As parents, Jody and Todd became more concerned about the world’s trajectory, especially since many of the plant-based diet lessons they’d learned predicted so much of today’s environmental tumult. “They are inheriting this incredibly damaged earth that we are bequeathing to them,” said Jody of the next generation. “It’s heartbreaking to me.”
So the siblings decided to work on a project together that could bring forth meaningful results. “Other than feeling powerless, we looked at the single biggest lever we have as individuals to affect change, and it comes down to food choice,” she said, noting that even just one plant-based meal a day can save 200,000 gallons of water annually. “Any way you dig into the data, you find it to be very, very compelling.”
They hired chefs and food scientists to work on recipes that were nutritious, loaded with protein and fiber, and only composed of 10 or so ingredients — not the dozens that are in so many other alternatives. As a long-distance trail runner, Boyman needed Hungry Planet products to be as healthy as possible.
“We have about half the calories and no saturated fat,” said Boyman, comparing competitors to Hungry Planet, which also tends to be lower in sodium and higher in fiber. “We’re fiber-deficient in our culture. It doesn’t have anything to do with protein. But our food is loaded with both, so take your pick.” She’s also proud of the environmental benefits, which a third-party firm determined includes a 90 percent savings on both CO2 and water and a 70 percent reduction in land use.

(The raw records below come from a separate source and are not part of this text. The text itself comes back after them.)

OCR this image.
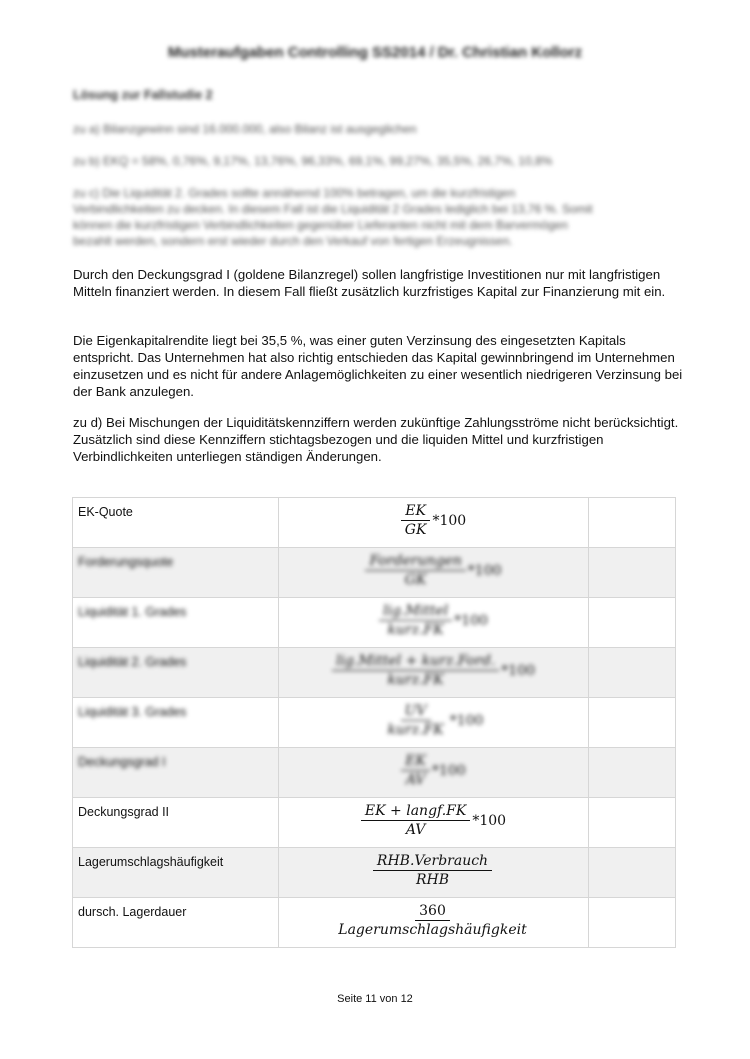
Musteraufgaben Controlling SS2014 / Dr. Christian Kollorz
Lösung zur Fallstudie 2
zu a) Bilanzgewinn sind 16.000.000, also Bilanz ist ausgeglichen
zu b) EKQ = 58%, 0,76%, 9,17%, 13,76%, 96,33%, 69,1%, 99,27%, 35,5%, 26,7%, 10,8%
zu c) Die Liquidität 2. Grades sollte annähernd 100% betragen, um die kurzfristigen
Verbindlichkeiten zu decken. In diesem Fall ist die Liquidität 2 Grades lediglich bei 13,76 %. Somit
können die kurzfristigen Verbindlichkeiten gegenüber Lieferanten nicht mit dem Barvermögen
bezahlt werden, sondern erst wieder durch den Verkauf von fertigen Erzeugnissen.
Durch den Deckungsgrad I (goldene Bilanzregel) sollen langfristige Investitionen nur mit langfristigen Mitteln finanziert werden. In diesem Fall fließt zusätzlich kurzfristiges Kapital zur Finanzierung mit ein.
Die Eigenkapitalrendite liegt bei 35,5 %, was einer guten Verzinsung des eingesetzten Kapitals entspricht. Das Unternehmen hat also richtig entschieden das Kapital gewinnbringend im Unternehmen einzusetzen und es nicht für andere Anlagemöglichkeiten zu einer wesentlich niedrigeren Verzinsung bei der Bank anzulegen.
zu d) Bei Mischungen der Liquiditätskennziffern werden zukünftige Zahlungsströme nicht berücksichtigt. Zusätzlich sind diese Kennziffern stichtagsbezogen und die liquiden Mittel und kurzfristigen Verbindlichkeiten unterliegen ständigen Änderungen.
EK-Quote	$\frac{EK}{GK} *100$	

Forderungsquote	$\frac{\text{Forderungen}}{GK} *100$	

Liquidität 1. Grades	$\frac{\text{lig.Mittel}}{\text{kurz.FK}} *100$	

Liquidität 2. Grades	$\frac{\text{lig.Mittel + kurz.Ford.}}{\text{kurz.FK}} *100$	

Liquidität 3. Grades	$\frac{UV}{\text{kurz.FK}} *100$	

Deckungsgrad I	$\frac{EK}{AV} *100$	

Deckungsgrad II	$\frac{\text{EK + langf.FK}}{AV} *100$	

Lagerumschlagshäufigkeit	$\frac{\text{RHB.Verbrauch}}{\text{RHB}}$

dursch. Lagerdauer	$\frac{360}{\text{Lagerumschlagshäufigkeit}}$

Seite 11 von 12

Then they sat on the idea for a while, waiting for the right timing to launch. That came in 2017, and they stepped hard on the gas. Within a couple years, Hungry Planet launched as a restaurant-focused company, teamed with the largest distributor in North America.
“We were sitting back and giving each other high fives,” said Boyman. “Literally three weeks later, COVID hit.”

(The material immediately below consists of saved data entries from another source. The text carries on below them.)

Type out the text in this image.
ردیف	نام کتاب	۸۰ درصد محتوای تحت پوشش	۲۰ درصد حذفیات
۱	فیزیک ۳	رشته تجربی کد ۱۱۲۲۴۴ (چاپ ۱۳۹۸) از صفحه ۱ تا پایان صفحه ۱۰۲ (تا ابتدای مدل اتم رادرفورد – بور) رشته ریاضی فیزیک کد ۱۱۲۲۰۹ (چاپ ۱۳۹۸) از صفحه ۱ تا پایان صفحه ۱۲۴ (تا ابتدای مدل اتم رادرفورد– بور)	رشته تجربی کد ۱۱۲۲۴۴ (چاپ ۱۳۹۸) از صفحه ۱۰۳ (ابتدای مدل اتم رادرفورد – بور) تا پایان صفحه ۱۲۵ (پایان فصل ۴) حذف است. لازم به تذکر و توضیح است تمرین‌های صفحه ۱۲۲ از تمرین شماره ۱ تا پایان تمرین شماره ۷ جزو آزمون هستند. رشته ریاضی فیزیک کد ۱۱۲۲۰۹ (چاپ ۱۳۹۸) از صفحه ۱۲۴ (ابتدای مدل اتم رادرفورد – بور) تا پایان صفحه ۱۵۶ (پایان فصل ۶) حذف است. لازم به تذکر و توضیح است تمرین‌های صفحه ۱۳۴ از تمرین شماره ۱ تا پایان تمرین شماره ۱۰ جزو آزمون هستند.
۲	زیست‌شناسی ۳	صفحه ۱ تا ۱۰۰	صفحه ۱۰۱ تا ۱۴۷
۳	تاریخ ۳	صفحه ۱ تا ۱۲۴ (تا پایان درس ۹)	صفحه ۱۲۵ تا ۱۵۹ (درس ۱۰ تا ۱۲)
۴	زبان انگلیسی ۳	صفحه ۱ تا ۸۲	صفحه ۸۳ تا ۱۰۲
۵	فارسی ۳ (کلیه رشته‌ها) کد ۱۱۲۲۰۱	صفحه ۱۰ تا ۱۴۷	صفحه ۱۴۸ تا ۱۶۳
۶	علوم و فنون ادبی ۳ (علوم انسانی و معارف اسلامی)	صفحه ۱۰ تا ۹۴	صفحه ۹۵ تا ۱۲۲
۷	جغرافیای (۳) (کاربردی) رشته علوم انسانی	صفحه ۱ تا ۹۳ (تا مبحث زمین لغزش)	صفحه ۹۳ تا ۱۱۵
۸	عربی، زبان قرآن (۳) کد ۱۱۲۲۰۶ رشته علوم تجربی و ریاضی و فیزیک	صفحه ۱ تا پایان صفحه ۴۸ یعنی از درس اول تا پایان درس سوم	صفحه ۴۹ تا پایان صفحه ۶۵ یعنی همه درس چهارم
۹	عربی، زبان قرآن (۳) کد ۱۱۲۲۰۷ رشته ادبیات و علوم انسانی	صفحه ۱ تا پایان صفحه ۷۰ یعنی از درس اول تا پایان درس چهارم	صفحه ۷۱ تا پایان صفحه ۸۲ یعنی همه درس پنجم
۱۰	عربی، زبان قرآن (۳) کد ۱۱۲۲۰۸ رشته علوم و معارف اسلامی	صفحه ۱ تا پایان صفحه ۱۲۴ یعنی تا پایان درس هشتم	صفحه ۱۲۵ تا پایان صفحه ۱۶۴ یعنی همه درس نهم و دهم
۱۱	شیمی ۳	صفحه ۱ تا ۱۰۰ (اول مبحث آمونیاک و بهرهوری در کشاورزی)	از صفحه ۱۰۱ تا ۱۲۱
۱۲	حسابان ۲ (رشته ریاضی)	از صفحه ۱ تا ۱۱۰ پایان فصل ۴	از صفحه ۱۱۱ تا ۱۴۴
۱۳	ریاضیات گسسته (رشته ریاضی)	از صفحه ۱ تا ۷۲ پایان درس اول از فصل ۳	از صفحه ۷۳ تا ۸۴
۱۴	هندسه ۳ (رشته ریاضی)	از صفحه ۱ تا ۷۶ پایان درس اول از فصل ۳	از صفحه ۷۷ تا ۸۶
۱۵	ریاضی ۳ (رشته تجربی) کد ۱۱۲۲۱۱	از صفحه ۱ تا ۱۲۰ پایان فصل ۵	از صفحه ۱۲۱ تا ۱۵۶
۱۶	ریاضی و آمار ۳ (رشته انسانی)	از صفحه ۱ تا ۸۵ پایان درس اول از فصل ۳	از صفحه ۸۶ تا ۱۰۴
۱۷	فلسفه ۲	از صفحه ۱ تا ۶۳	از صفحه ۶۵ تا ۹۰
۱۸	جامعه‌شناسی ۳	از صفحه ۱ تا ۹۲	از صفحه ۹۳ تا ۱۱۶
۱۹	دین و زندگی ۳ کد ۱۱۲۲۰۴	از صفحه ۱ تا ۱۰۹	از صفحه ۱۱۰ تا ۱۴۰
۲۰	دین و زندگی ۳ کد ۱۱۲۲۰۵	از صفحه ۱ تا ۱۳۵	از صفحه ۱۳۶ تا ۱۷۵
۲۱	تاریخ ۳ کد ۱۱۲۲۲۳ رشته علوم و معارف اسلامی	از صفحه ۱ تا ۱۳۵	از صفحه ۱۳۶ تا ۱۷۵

They had to throw their two-year plan for retail products onto the fastest track ever. “People are still hungry,” Jody recalled thinking. “They’re just hungry at home.” Very quickly, they had nearly 20 retail products to sell, and they caught on quickly.

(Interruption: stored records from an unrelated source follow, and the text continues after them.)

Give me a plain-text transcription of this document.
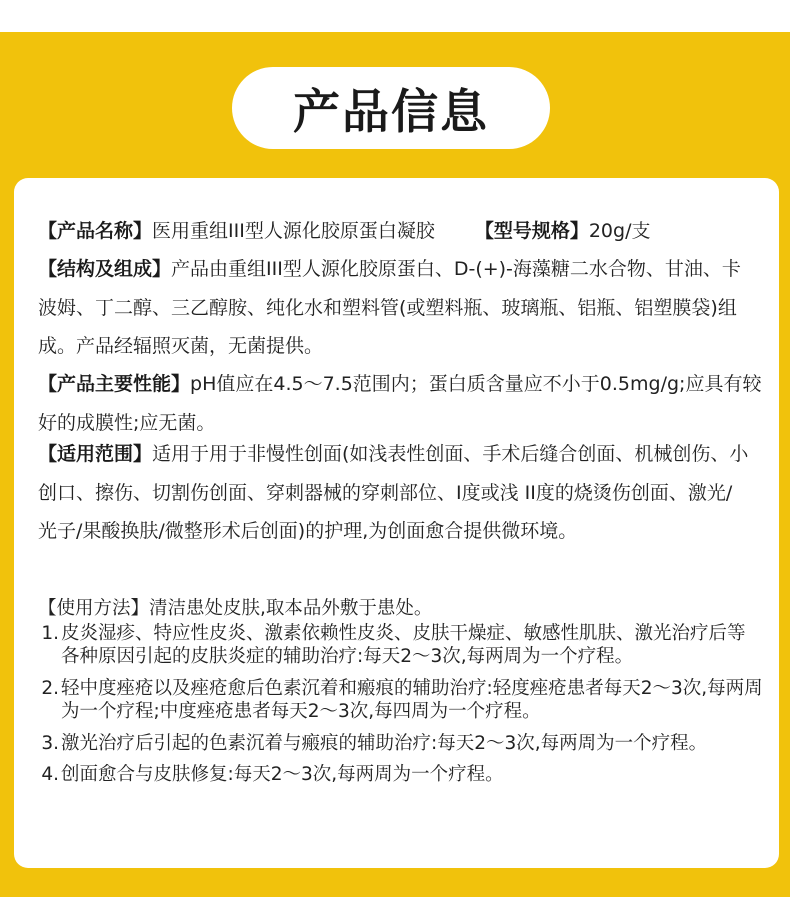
产品信息
【产品名称】医用重组III型人源化胶原蛋白凝胶 【型号规格】20g/支
【结构及组成】产品由重组III型人源化胶原蛋白、D-(+)-海藻糖二水合物、甘油、卡波姆、丁二醇、三乙醇胺、纯化水和塑料管(或塑料瓶、玻璃瓶、铝瓶、铝塑膜袋)组成。产品经辐照灭菌，无菌提供。
【产品主要性能】pH值应在4.5～7.5范围内；蛋白质含量应不小于0.5mg/g;应具有较好的成膜性;应无菌。
【适用范围】适用于用于非慢性创面(如浅表性创面、手术后缝合创面、机械创伤、小创口、擦伤、切割伤创面、穿刺器械的穿刺部位、I度或浅 II度的烧烫伤创面、激光/光子/果酸换肤/微整形术后创面)的护理,为创面愈合提供微环境。
【使用方法】清洁患处皮肤,取本品外敷于患处。
1. 皮炎湿疹、特应性皮炎、激素依赖性皮炎、皮肤干燥症、敏感性肌肤、激光治疗后等各种原因引起的皮肤炎症的辅助治疗:每天2～3次,每两周为一个疗程。
2. 轻中度痤疮以及痤疮愈后色素沉着和瘢痕的辅助治疗:轻度痤疮患者每天2～3次,每两周为一个疗程;中度痤疮患者每天2～3次,每四周为一个疗程。
3. 激光治疗后引起的色素沉着与瘢痕的辅助治疗:每天2～3次,每两周为一个疗程。
4. 创面愈合与皮肤修复:每天2～3次,每两周为一个疗程。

Now, Hungry Planet products are sold in grocery stores from Hawai‘i to the East Coast, appearing on the frozen shelves of Sprouts, Lazy Acres, Albertsons, and many other chains, with Costco on the near horizon.
There are more than 100 recipes on the Hungry Planet website, usually providing 1:1 replacement formulas for using these meats in everyday dishes. Restaurants are also back as a big customer, including Shoreline Beach Café, Chase Restaurant, Mesa Burger, Natural Café, and many more in Santa Barbara alone.
The first funding round raised about $30 million, and another one is being planned. Though they’re up to more than 40 employees, they’ll need many more — and more strategically located facilities across the world — to accomplish their goals.
“Our name is Hungry Planet. It’s not Hungry Santa Barbara. It’s not Hungry U.S.A.,” said Boyman. “Our vision from the very beginning was to be ubiquitous globally over time.”